Gene Bernardi Berkeley
Tuesday August 14, 2001

Editor: 

Even when you are an M.D., prefacing your statements with “In fact” doesn’t make them factual. (Planet July 27) Grossman, after his review of six “studies of the Lawrence Berkeley Lab’s national Tritium Labeling Facility (NTLF), concluded all the physicists and health scientists involved were in unanimous agreement that the Tritium Lab is not poisoning anybody.  

All the physicists and health scientists authors, other than Franke and NIH, depend for their livelihood on the Dept.. of Energy which owns the Lawrence Berkeley National Laboratory.  

Furthermore, all these “studies,” including Franke’s (not yet Finalized) are based solely on data provided by LBNL. 

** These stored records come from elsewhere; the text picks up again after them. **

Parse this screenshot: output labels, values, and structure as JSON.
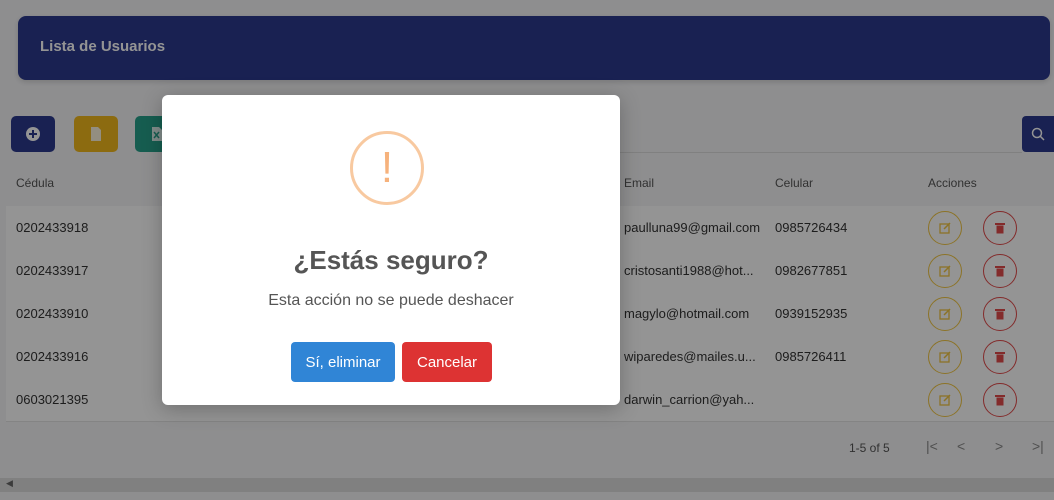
{
  "header": {
    "title": "Lista de Usuarios"
  },
  "toolbar": {
    "add_icon": "plus-circle-icon",
    "pdf_icon": "file-pdf-icon",
    "excel_icon": "file-excel-icon",
    "search_icon": "search-icon"
  },
  "table": {
    "columns": [
      "Cédula",
      "Email",
      "Celular",
      "Acciones"
    ],
    "rows": [
      {
        "cedula": "0202433918",
        "email": "paulluna99@gmail.com",
        "celular": "0985726434"
      },
      {
        "cedula": "0202433917",
        "email": "cristosanti1988@hot...",
        "celular": "0982677851"
      },
      {
        "cedula": "0202433910",
        "email": "magylo@hotmail.com",
        "celular": "0939152935"
      },
      {
        "cedula": "0202433916",
        "email": "wiparedes@mailes.u...",
        "celular": "0985726411"
      },
      {
        "cedula": "0603021395",
        "email": "darwin_carrion@yah...",
        "celular": ""
      }
    ]
  },
  "pagination": {
    "range": "1-5 of 5"
  },
  "modal": {
    "icon": "!",
    "title": "¿Estás seguro?",
    "text": "Esta acción no se puede deshacer",
    "confirm_label": "Sí, eliminar",
    "cancel_label": "Cancelar"
  },
  "colors": {
    "primary": "#2c3a8e",
    "warning": "#f2b81d",
    "success": "#27a18b",
    "confirm": "#3085d6",
    "cancel": "#dd3333"
  }
}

Below I address some of the Grossman’s so-called facts: 

• City Consultant Bernard Franke’s draft study did not find that the Tritium inventory in trees and ground water is small. Franke stated: “Tritium in trees within a 200 meter radius from the NTLF stack was estimated by LBNL to be less than 1Ci.”  

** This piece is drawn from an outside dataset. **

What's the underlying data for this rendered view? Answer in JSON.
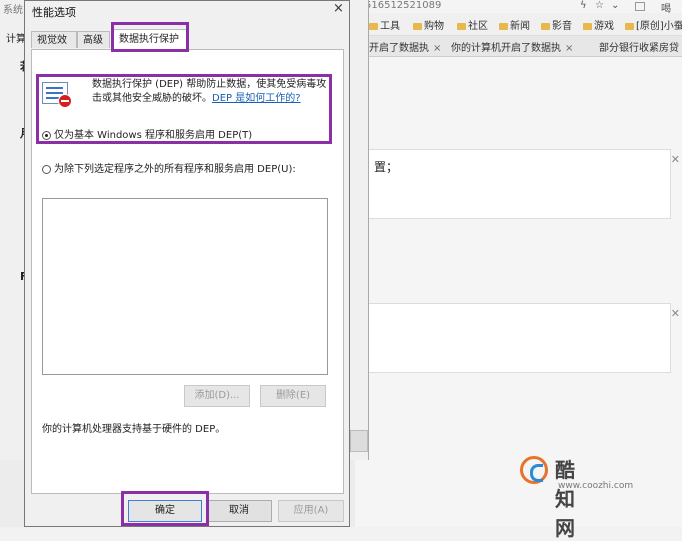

First, this is an estimate by the body under scrutiny.  

Second, use of the numeral one and measurement in curies is misleading. One curie of Tritium is dangerous. The reason the amount of Tritium in vegetation and ground water is expressed in picocuries (of which there are a trillion in a curie) is because EPA’s maximum allowable standard for Tritium in drinking water is 20,000 picocuries per liter.  

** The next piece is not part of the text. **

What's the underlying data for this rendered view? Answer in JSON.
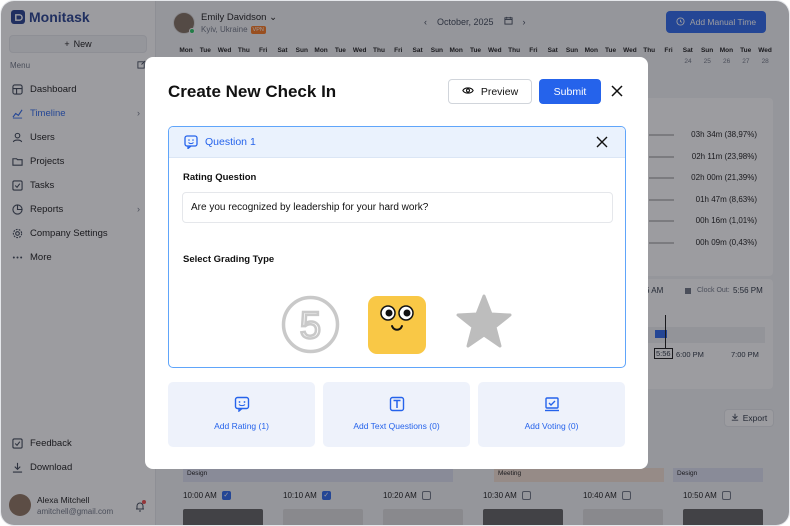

The major criticism of Franke’s draft report is that he did not answer the question: what do the high levels of organically bound Tritium in vegetation (345,000pCi/K) and Tritium in rainfall (239,000 pCi/L) mean in terms of the Tritium concentration in the air and ground water?  

Hopefully, Franke’s final report will address this crucial question. 

• Is it a coincidence that the Berkeley Lab has curtailed NTLF’s tritiations and, therefore, Tritium emissions since the city of Berkeley on Dec. 24, 1996 wrote to the California Department of Health Services and asked them “to require an independent soil and vegetation testing for tritiated water vapor and organically bound Tritium at the site of the Lawrence Hall of Science...?” 

Why is it that the independent soil and vegetation testing has not yet taken place? Instead, the lab is doing self-testing of the soil, vegetation and air while NTLF operations are minimal. Their results will be forwarded to the U.S. EPA which the Lab expects will overturn it’s 1998 reassessment that found LBNL qualified as a Superfund Site because Tritium in air samples inside the Lawrence Hall of Science exceeded EPA’s cancer Risk Screening Concentrations.